Speaking at the scene, Home Minister Muhiuddin Khan Alamgir said the building had violated construction codes and "the culprits would be punished".

There are reports that the building owner had illegally added three extra stories to the building.


In November, a fire at a garment factory in the Dhaka suburb of Tazreen drew international attention to working conditions in Bangladesh's textile industry.

Primark, a clothes retailer with a large presence in Britain, confirmed that one of its suppliers was on the second floor of the Rana Plaza.

It said it was "shocked and deeply saddened by the appalling incident" and that it would work with other retailers to review standards.

Discount giant Wal-Mart - which was found to be sourcing products from the Tazreen factory - said it was still trying to establish whether its goods were being produced at the Rana Plaza.

"We remain committed and are actively engaged in promoting stronger safety measures, and that work continues,'' said Wal-Mart spokesman Kevin Gardner.

A company called New Wave, with two factories in the building, supplies firms from around Europe, the US and Canada.

Meanwhile, Spanish retailer Mango said it had not been using any of the suppliers in the building but had been in talks with one of them to produce a batch of test products.

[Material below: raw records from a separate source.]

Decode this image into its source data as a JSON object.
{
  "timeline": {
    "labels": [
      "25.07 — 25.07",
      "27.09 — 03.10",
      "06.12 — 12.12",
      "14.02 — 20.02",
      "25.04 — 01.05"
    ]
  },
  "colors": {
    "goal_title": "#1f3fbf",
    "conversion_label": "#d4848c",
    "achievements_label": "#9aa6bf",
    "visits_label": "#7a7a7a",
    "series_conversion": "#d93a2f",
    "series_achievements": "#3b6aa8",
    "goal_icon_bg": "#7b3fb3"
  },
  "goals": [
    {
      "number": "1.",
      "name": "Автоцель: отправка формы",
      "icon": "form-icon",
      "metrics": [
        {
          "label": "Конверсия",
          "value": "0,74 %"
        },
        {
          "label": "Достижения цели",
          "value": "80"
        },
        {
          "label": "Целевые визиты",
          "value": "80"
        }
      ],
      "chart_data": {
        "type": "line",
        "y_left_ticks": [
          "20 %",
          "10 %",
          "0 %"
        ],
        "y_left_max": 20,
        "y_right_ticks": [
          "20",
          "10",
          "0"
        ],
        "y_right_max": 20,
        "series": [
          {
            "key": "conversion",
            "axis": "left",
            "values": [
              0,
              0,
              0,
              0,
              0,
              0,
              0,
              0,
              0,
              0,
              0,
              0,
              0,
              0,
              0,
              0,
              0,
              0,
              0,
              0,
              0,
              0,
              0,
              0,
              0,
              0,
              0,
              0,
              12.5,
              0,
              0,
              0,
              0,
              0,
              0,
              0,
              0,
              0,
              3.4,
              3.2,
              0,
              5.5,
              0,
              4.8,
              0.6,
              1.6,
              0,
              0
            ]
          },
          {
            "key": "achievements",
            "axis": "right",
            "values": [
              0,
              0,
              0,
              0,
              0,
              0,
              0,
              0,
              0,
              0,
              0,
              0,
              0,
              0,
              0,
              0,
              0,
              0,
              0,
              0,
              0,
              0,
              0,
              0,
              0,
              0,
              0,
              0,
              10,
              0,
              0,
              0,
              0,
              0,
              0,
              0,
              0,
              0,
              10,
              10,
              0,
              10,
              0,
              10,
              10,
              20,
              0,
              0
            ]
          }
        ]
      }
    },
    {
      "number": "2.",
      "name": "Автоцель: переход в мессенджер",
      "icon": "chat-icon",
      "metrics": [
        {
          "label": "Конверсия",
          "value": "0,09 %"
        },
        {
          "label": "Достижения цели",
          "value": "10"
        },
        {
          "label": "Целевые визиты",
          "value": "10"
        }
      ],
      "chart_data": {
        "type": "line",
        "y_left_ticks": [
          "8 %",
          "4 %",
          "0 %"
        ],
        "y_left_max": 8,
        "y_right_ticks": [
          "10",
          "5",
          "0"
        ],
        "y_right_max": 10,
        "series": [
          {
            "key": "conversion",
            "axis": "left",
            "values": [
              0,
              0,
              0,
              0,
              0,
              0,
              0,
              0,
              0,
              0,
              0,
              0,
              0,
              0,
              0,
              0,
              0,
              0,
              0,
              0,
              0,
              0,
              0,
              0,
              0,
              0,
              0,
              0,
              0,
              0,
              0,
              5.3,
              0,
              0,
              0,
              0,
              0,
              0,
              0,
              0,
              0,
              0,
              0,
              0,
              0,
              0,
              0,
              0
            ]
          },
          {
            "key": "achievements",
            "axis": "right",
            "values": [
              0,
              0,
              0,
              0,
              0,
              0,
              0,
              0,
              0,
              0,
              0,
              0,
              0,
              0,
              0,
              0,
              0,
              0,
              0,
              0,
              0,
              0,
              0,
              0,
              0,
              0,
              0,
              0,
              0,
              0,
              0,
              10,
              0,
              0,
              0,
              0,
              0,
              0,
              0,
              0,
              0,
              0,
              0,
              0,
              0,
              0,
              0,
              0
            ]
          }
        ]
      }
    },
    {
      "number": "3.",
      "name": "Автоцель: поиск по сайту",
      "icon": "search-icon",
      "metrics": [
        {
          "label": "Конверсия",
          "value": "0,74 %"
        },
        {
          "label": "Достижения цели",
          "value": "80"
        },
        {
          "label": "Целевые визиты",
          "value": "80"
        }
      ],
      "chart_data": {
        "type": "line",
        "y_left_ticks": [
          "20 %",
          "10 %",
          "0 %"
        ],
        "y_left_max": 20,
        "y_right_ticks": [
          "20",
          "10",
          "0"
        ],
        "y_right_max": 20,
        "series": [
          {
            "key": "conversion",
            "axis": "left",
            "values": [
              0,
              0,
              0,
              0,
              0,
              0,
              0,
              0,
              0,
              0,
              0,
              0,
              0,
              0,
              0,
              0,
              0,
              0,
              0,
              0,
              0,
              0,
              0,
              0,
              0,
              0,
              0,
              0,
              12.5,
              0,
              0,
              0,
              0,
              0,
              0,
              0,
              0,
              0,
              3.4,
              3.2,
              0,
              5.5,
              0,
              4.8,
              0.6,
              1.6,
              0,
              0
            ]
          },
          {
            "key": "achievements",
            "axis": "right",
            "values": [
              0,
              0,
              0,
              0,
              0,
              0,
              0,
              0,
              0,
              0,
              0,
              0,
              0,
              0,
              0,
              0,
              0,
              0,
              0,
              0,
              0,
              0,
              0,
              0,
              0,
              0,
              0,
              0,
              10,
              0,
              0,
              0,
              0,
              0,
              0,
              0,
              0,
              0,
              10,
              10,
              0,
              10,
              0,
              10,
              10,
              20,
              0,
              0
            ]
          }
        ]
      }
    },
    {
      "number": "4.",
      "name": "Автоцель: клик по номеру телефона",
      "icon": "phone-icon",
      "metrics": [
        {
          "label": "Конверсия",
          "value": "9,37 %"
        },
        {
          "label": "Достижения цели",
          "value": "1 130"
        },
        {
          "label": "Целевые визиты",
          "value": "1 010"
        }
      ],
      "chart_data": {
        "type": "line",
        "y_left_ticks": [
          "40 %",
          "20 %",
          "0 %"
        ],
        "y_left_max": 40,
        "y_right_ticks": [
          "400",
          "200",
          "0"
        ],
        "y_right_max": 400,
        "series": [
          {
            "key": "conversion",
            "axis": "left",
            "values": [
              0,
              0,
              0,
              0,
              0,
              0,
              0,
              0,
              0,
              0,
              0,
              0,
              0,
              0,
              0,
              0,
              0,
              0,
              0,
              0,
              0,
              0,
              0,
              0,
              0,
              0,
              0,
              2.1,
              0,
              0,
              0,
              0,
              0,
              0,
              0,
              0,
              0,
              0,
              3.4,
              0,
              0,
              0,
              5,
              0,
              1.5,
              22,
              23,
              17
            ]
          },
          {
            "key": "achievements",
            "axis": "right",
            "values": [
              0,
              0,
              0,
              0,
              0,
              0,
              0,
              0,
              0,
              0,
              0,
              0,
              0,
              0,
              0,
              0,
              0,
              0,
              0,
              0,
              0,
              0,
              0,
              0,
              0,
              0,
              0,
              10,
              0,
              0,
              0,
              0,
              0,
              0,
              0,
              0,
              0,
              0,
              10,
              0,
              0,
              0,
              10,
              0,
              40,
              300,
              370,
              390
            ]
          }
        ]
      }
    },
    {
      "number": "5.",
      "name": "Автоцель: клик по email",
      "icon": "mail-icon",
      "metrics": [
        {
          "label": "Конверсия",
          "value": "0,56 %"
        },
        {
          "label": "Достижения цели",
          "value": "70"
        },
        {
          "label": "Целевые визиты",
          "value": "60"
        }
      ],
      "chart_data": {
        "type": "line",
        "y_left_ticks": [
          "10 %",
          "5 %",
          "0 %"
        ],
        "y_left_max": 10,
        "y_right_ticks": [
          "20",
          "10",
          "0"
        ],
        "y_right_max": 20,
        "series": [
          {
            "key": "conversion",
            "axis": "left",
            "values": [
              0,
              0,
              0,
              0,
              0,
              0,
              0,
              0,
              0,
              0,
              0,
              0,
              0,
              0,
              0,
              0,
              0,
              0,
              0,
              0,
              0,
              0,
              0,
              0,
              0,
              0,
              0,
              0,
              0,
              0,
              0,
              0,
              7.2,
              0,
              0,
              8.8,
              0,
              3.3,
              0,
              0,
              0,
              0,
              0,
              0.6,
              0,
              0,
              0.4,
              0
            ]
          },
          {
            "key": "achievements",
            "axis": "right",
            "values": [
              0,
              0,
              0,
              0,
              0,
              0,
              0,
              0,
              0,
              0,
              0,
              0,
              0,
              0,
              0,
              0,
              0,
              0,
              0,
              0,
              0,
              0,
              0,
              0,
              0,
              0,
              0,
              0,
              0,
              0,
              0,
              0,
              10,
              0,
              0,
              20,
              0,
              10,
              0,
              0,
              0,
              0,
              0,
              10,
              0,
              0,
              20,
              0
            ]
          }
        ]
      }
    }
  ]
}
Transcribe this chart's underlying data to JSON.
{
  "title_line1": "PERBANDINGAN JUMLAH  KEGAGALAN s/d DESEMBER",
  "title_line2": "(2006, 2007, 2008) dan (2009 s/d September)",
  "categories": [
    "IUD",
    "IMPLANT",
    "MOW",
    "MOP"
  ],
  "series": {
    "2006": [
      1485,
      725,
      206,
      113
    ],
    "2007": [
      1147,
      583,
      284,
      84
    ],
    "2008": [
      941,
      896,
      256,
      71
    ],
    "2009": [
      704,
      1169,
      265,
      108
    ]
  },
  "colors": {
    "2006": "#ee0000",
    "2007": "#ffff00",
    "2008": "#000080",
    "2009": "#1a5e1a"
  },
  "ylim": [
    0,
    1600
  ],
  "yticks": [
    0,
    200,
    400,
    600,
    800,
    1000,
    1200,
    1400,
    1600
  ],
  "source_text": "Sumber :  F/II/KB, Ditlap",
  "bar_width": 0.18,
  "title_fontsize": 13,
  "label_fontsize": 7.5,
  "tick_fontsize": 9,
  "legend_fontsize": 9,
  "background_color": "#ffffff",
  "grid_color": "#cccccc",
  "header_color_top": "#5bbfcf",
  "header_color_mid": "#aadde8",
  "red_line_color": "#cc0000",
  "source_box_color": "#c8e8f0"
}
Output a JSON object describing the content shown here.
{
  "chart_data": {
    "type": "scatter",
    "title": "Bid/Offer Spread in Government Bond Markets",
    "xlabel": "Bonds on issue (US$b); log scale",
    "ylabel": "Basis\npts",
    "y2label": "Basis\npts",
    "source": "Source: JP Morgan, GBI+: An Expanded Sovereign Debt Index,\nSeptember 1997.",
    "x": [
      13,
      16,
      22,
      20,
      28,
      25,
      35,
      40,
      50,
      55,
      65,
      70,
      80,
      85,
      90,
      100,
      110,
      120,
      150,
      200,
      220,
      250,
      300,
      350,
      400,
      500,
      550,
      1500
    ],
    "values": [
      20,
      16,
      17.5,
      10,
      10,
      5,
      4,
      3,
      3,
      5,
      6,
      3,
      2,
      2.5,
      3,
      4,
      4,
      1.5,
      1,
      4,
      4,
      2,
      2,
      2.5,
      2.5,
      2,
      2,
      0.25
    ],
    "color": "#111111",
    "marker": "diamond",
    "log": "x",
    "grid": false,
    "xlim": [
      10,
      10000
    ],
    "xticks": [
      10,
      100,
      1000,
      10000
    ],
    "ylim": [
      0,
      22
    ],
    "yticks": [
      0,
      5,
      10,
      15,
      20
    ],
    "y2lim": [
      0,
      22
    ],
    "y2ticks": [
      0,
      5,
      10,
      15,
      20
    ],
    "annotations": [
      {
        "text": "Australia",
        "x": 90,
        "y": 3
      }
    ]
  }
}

Edward Hertzman, a textiles broker based in New York, told Reuters news agency that pressure from US retailers to keep costs down was in part responsible for unsafe conditions.

"Bangladesh is the longest lead-time country and a difficult country to work in, so the only way it becomes competitive is by offering the lowest [cost]. That's the catch-22," he said.

"If the factories want to raise prices to make up for rising wages and costs, the buyers say: 'Oh why do we want to go to Bangladesh if I could go to China, Pakistan, Cambodia etc for a similar price?"

He said if Western companies really wanted safety standards to improve, they would have to accept that they needed to start paying higher prices.